The bandwidth of the IF filter tells us how close together equal
amplitude signals can be and still be distinguished from each other. The
resolution bandwidth function selects an IF filter setting for a
measurement. Typically, resolution bandwidth is defined as the 3 dB
bandwidth of the filter. However, resolution bandwidth may also be
defined as the 6 dB or impulse bandwidth of the filter.
Generally, to resolve two signals of equal amplitude, the resolution
bandwidth must be less than or equal to the frequency separation of the
two signals. If the bandwidth is equal to the separation and the video
bandwidth is less than the resolution bandwidth, a dip of
approximately 3 dB is seen between the peaks of the two equal signals,
and it is clear that more than one signal is present.
When the Agilent CSA spectrum analyzer span is > 0 Hz, the sweep
time is set automatically to keep the analyzer measurement calibrated.
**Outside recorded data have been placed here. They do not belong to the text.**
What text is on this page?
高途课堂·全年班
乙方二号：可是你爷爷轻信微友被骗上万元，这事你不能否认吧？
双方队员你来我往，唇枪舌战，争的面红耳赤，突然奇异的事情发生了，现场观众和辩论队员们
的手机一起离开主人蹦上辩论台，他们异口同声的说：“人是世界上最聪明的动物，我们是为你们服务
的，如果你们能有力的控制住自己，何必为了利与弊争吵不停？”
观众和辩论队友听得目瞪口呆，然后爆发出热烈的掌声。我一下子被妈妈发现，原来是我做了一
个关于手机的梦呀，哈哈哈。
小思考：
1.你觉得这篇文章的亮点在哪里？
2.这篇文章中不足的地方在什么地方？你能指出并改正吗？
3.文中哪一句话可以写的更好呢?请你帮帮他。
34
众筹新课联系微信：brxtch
When the resolution bandwidth is < 1 kHz, there will be large increases
in the sweep time as you decrease the RBW in a 1, 3, 10 sequence.
Fortunately, the Agilent CSA allows you to also set the RBW in 10%
increments, thereby allowing you greater flexibility in trading off sweep
time and resolution.
For the shortest measurement times, use the widest resolution
bandwidth that still permits discrimination of all desired signals.
For example, in a 10 MHz span, the sweep time with a 300 Hz RBW is
1.02 s, and the sweep time with a 100 Hz RBW is 8.01 s. If the 300 Hz
RBW does not provide sufficient resolution, and the sweep time with a
100 Hz RBW is too long, you could try the 200 Hz RBW. The sweep time
with a 200 Hz RBW is 1.4 s, over 5 times faster than the sweep time
with a 100 Hz RBW.